So wurde dem Finanz-Blogger Greg Palast gerade ein Memorandum zugespielt, das alle Verschwörungstheorien bestätigt, die Summers schon länger als stärksten politischen Arm einer geheimen Konspiration sehen, die die führenden US-Banken in den 1990er Jahre angezettelt hatten, um alle lästigen Regulierungen abzuschütteln. Ziel war die Entfesselung der Finanzmärkte und tatsächlich wurde Ende der 1990er Jahre nicht nur die nach dem Finanzcrash von 1929 verfügte strenge Trennung von Geschäftsbanken und Investmentbanken aufgehoben, es wurde auch die Regulierung der Derivativmärkte verhindert. Heute gilt das als wesentliche Voraussetzung für die Finanzmarkt-Exzesse, die 2008 zum Beinahe-Zusammenbruch des westlichen Finanzsystems und zur "Großen Rezession" geführt hatten - was Bill Clinton mittlerweile zur Ansicht brachte, er sei von Summers und Rubin falsch beraten worden.

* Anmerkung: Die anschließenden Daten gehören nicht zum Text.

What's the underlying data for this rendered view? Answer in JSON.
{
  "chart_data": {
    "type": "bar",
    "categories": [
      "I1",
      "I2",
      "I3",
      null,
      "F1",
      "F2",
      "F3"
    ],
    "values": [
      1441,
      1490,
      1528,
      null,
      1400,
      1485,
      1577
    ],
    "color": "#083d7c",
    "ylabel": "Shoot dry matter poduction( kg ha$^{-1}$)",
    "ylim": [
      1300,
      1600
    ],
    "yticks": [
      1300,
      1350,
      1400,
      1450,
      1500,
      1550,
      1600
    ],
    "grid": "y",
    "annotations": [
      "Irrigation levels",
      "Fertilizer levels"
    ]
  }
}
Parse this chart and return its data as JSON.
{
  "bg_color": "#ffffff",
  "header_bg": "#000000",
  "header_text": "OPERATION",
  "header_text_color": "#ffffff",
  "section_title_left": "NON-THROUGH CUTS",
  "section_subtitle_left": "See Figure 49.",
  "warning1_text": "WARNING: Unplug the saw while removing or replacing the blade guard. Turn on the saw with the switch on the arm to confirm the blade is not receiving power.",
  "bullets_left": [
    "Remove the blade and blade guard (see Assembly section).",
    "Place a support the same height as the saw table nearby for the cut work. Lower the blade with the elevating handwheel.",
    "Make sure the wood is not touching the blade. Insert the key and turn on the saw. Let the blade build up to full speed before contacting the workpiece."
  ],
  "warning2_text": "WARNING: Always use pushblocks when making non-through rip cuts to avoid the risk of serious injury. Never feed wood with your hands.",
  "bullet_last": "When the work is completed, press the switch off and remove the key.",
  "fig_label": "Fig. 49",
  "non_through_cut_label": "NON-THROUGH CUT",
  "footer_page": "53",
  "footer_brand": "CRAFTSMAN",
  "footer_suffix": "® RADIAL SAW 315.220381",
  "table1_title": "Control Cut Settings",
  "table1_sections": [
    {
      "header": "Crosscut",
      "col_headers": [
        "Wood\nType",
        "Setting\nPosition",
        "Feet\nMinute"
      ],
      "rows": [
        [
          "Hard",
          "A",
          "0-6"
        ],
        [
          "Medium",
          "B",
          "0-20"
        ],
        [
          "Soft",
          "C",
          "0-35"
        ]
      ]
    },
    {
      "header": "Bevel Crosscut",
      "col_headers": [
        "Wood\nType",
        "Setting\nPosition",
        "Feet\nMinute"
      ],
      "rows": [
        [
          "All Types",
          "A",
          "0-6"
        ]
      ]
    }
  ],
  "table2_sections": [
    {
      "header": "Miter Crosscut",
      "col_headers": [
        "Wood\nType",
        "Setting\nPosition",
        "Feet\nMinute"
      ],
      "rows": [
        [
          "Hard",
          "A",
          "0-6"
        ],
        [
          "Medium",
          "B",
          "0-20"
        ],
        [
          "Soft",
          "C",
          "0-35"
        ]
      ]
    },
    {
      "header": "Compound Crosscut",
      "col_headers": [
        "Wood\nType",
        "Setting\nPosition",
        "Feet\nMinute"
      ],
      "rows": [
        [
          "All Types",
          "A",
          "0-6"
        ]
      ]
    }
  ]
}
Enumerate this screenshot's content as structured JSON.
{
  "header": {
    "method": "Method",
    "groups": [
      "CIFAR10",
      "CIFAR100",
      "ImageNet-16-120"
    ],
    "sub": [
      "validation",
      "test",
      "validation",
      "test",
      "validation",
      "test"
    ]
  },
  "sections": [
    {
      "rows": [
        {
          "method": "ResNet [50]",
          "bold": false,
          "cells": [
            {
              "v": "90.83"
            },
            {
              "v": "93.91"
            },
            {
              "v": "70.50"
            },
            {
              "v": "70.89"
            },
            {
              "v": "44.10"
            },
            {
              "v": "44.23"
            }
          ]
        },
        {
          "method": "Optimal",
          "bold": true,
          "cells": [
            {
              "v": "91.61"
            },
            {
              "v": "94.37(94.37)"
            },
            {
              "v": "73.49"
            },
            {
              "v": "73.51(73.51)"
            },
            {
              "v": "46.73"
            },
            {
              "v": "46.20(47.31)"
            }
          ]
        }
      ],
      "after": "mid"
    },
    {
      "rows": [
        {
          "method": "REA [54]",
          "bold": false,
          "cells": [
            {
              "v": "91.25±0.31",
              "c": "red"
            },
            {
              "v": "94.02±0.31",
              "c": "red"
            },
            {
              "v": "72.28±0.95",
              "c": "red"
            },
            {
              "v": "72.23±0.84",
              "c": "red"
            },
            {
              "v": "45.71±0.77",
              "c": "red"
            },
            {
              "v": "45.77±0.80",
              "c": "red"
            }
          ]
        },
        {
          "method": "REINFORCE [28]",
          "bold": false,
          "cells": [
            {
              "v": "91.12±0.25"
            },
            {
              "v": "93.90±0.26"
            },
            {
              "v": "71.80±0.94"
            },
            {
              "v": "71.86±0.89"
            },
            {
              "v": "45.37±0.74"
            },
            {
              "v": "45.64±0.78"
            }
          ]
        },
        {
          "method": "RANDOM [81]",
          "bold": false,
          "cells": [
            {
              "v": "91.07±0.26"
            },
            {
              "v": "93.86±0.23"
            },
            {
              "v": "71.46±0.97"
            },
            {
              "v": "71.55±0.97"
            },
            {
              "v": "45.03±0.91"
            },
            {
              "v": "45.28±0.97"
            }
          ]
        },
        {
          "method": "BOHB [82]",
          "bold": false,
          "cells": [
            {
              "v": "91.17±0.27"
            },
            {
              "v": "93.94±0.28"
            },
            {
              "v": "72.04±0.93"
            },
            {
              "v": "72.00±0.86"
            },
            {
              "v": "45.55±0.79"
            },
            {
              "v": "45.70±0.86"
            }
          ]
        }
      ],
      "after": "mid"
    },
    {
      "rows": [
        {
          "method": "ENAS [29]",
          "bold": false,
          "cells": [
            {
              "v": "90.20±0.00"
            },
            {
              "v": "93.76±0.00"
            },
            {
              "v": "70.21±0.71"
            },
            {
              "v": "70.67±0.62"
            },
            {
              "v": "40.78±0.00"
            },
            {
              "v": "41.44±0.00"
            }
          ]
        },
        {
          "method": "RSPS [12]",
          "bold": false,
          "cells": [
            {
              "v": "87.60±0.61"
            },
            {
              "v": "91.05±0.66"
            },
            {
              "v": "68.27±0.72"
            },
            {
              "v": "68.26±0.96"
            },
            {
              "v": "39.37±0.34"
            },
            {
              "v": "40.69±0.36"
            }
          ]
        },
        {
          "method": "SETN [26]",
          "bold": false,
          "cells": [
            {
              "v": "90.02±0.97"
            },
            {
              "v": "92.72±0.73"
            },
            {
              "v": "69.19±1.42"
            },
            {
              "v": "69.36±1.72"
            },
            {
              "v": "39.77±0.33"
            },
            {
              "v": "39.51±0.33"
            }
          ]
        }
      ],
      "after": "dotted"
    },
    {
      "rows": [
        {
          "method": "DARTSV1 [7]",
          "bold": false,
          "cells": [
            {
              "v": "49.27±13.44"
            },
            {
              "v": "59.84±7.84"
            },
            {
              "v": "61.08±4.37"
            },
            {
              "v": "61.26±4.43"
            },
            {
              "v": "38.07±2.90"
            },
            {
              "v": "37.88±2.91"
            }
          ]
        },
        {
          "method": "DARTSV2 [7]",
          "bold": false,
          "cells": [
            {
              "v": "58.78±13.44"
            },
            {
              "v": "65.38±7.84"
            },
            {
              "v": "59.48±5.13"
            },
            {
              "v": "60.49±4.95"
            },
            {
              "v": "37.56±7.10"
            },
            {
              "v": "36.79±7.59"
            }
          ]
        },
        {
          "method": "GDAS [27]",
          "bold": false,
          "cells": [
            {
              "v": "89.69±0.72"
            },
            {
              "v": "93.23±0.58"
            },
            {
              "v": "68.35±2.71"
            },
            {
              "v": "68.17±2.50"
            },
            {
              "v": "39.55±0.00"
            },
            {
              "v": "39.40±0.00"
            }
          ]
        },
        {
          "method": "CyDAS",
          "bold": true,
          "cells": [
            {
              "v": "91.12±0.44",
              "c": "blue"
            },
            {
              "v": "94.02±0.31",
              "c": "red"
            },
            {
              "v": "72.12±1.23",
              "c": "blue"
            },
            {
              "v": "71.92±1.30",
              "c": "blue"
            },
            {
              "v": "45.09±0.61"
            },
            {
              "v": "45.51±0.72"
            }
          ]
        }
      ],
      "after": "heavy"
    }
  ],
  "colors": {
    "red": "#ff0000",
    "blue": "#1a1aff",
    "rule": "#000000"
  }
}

Dass Summers und Rubin klar für die Deregulierung der Finanzmärkte eingetreten waren, ist unbestritten; nur hatten sie dies mit den von neoliberalen Ökonomen stets angeführten Effizienzvorteilen begründet, die es hätte, wenn die Märkte sich selbst regulieren dürften und nicht von den Behörden behindert würden. Dass Rubin und Summers den führenden Banken alle nur denkbaren Wünsche erfüllten, wäre also nicht auf deren Veranlassung geschehen, sondern Zufall. Ebenso wie die Tatsache, dass Rubin wenige Wochen nach seinem Ausscheiden als Finanzminister mit dem Vorsitz der damals größten US Bank Citigroup belohnt wurde und Summers als Universitätsprofessor durch einen „Nebenjob“ als Berater für das Investmenthaus D. E. Shaw & Company und ebenfalls der Citigroup zwei- bis dreistellige Millionenbeträge absahnte.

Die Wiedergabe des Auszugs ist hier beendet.